The English are Germans who have partially “gone Latin.” But for William the Conqueror and the Angevins we should be just another nation of Teutons, speaking some uninteresting dialect of Dutch or Danish. The Normans gave us the English language, that beautifully compounded mixture of French and Saxon; and the English language molded the English mind. By Latin out of German: such is our pedigree. We are essentially mongrels: that is the whole point of us. To be mongrels is our mission. If we would fulfill this mission adequately we must take pains to cultivate our mongrelism. Our Saxon and Celtic flesh requires to be constantly rewedded to the Latin spirit. For the most part the English have always realized this truth and acted upon it. From the time of Chaucer onwards almost all our writers have turned, by a kind of infallible instinct, like swallows, toward the South—toward the phantoms of Greece and Rome, toward the living realities of France and Italy. On the rare occasions when, losing their orientation, they have turned eastward and northward, the results have been deplorable. The works of Carlyle are there, an awful warning, to remind us of what happens when the English forget that their duty is to be mongrels and go whoring, within the bounds of consanguinity, after German gods.
The olive tree is an emblem of the Latinity toward which our migrant’s instinct commands us perpetually to turn. As well as for peace and for joy, it stands for all that makes us specifically English rather than Teutonic; for those Mediterranean influences without which Chaucer and Shakespeare could never have become what they learned from France and Italy, from Rome and Greece, to be—the most essentially native of our poets. The olive tree is, so to speak, the complement of the oak; and the bright hard-edged landscapes in which it figures are the necessary correctives of those gauzy and indeterminate lovelinesses of the English scene. Under a polished sky the olives state their aesthetic case without the qualifications of mist, of shifting lights, of atmospheric perspective, which give to English landscapes their subtle and melancholy beauty. A perfect beauty in its way; but, as of all good things, one can have too much of it.
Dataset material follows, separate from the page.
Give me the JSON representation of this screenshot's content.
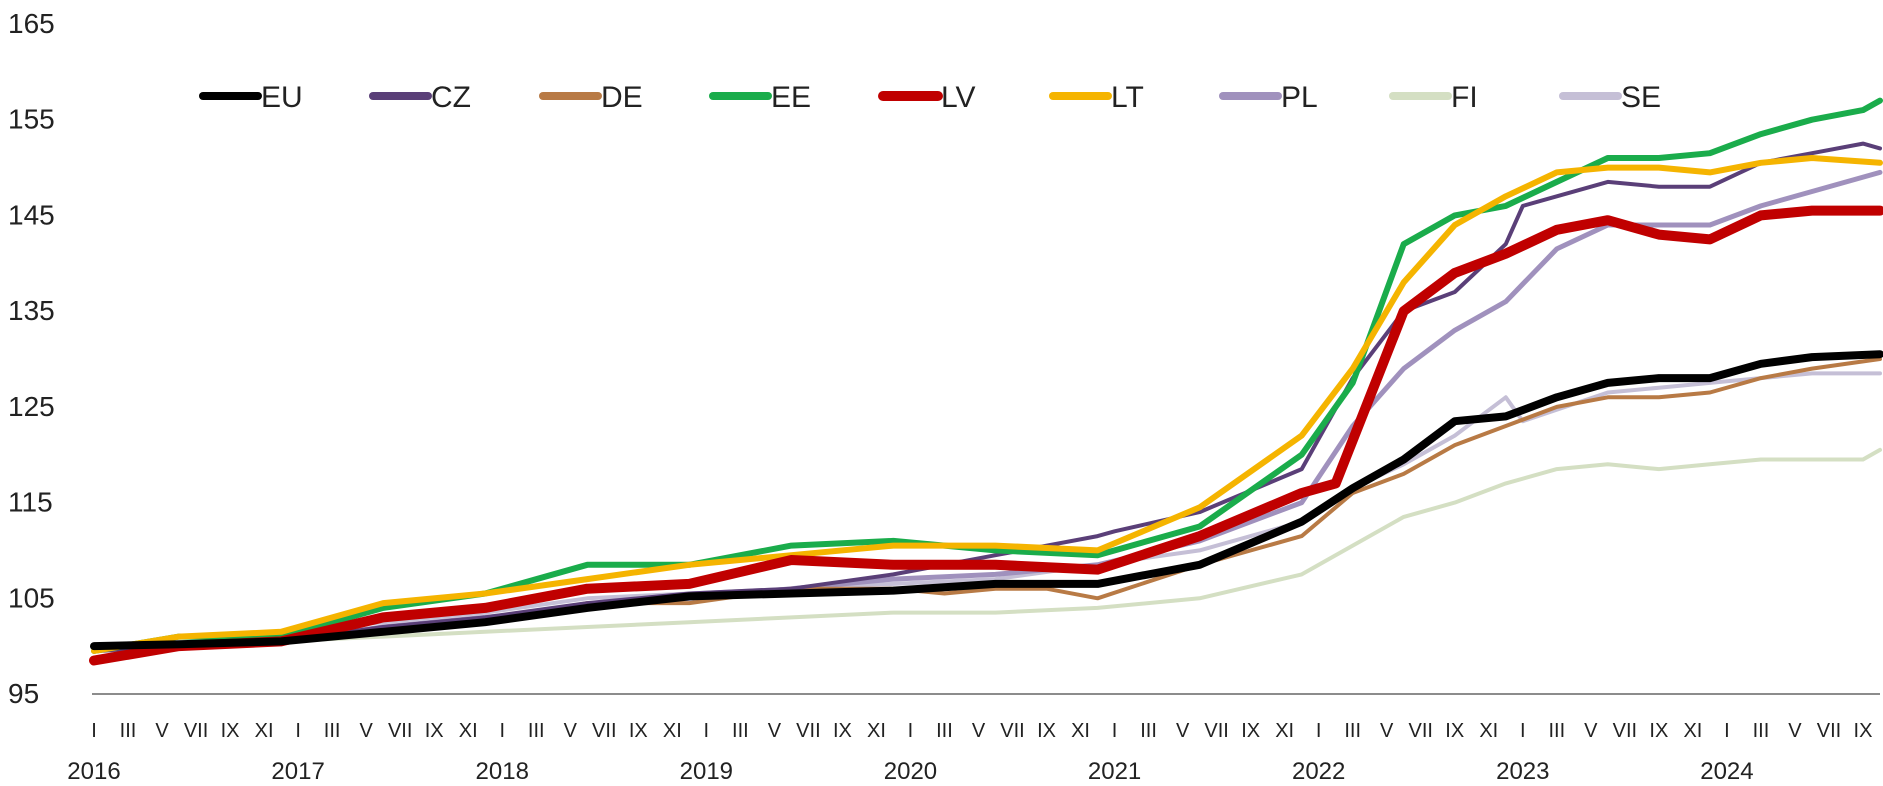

The British Constitution is a most admirable invention; but it is good to come back occasionally to fixed first principles and the firm outline of syllogistic argument.
With clarity and definition is associated a certain physical spareness. Most of the great deciduous trees of England give one the impression, at any rate in summer, of being rather obese. In Scandinavian mythology Embla, the elm, was the first woman. Those who have lived much with old elm trees—and I spent a good part of my boyhood under their ponderous shade—will agree that the Scandinavians were men of insight. There is in effect something blowsily female about those vast trees that brood with all their bulging masses of foliage above the meadows of the home counties. In winter they are giant skeletons; and for a moment in the early spring a cloud of transparent emerald vapor floats in the air; but by June they have settled down to an enormous middle age.
By comparison the olive tree seems an athlete in training. It sits lightly on the earth and its foliage is never completely opaque. There is always air between the thin grey and silver leaves of the olive, always the flash of light within its shadows. By the end of summer the foliage of our northern trees is a great clot of dark unmitigated green. In the olive the lump is always leavened.